I liked the idea of the edible cups, so I started with those. I had small plastic molds that I use for peanut butter cups, so I painted the inside of the molds with a thin layer of chocolate, and put them in the fridge to harden.  The first batch had to be re-melted, after they stuck to the just-out-of-the-dishwasher Pyrex bowl.  For the next batch, I pre-chilled the bowl, and lined it with Saran Wrap just in case, and they were fine.

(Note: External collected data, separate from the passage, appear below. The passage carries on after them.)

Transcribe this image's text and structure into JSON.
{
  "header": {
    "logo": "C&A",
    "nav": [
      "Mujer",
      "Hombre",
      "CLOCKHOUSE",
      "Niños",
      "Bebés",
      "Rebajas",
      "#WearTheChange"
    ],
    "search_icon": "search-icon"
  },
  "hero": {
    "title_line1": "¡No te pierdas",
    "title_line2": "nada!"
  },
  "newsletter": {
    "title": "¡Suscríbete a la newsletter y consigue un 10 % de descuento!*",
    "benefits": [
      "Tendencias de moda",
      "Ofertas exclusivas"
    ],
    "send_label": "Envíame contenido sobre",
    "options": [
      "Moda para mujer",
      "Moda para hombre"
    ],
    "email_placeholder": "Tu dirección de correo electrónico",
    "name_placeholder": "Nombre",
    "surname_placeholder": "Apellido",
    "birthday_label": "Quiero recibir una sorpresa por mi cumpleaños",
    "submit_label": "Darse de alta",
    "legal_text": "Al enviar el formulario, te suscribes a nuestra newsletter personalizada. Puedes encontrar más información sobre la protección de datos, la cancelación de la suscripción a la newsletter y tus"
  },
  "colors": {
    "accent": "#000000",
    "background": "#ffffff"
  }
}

Once the shells were done, I made the mousse.  It’s very simple – beat 2/3rds of a cup of whipping cream until it makes soft peaks.  Then beat a cup of peanut butter and 8 ounces of softened cream cheese until smooth.  Sift in a cut of powdered sugar, add a teaspoon of vanilla, and beat until smooth.  Then fold into the whipped cream carefully.

I chilled it for a few hours, then piped it into the cups.  I wanted to use a star tip, but I forgot that mine had had an unfortunate encounter with the garbage disposal a few months ago, so I settled for a plain tip.  They would have been prettier with the star, but…

Peanut Butter Mousse

They were perfect.  The mousse was very, very rich, and would have been too much in a bigger serving.  These were just one bite – the perfect mix of peanut butter and chocolate.

( see the recipe )

I’m not a big Halloween person.  My neighborhood is mostly retirees, so in the 3.5 years I’ve lived there, I’ve never had a kid come by trick-or-treating.  Sometimes I buy candy just in case, but mostly I just ignore the entire holiday. 

On the other hand, I rarely ignore easy-to-make snack recipes.  So when I saw these bars on You Are What You Eat…or Reheat, I couldn’t pass them up. 

I’ve done a million recipes like these.  My mother used to make them with jelly in the middle (called Oatmeal Jelly Bars, of course).  I’ve seen them with peanut butter in the oatmeal crust and jelly in the middle.  But I’d never seen  a version with chocolate and Reese’s Pieces before.

Halloween Bars

The crust is a basic oatmeal bar crust – flour, melted butter, brown sugar, and oatmeal, some nuts if you like them.  About half of it gets pressed into the bottom of a 13×9. 

For the filling, melt a cup of chocolate chips and some butter in a can of Eagle Brand.  I’m tempted to call it a ganache, but I suspect there’s a Foodie Law against using “ganache” and “Eagle Brand” in the same paragraph, so I won’t.

Pour the chocolate over the crust, sprinkle with the Reese’s Pieces and the rest of the crust mixture, and bake for about half an hour.  That’s it.

This is what you get:

Halloween Bars

Perfect fall munchie food.  I wouldn’t make these all the time – they have an awful lot of processed stuff in them – but they’d make a great quick treat for an office Halloween party.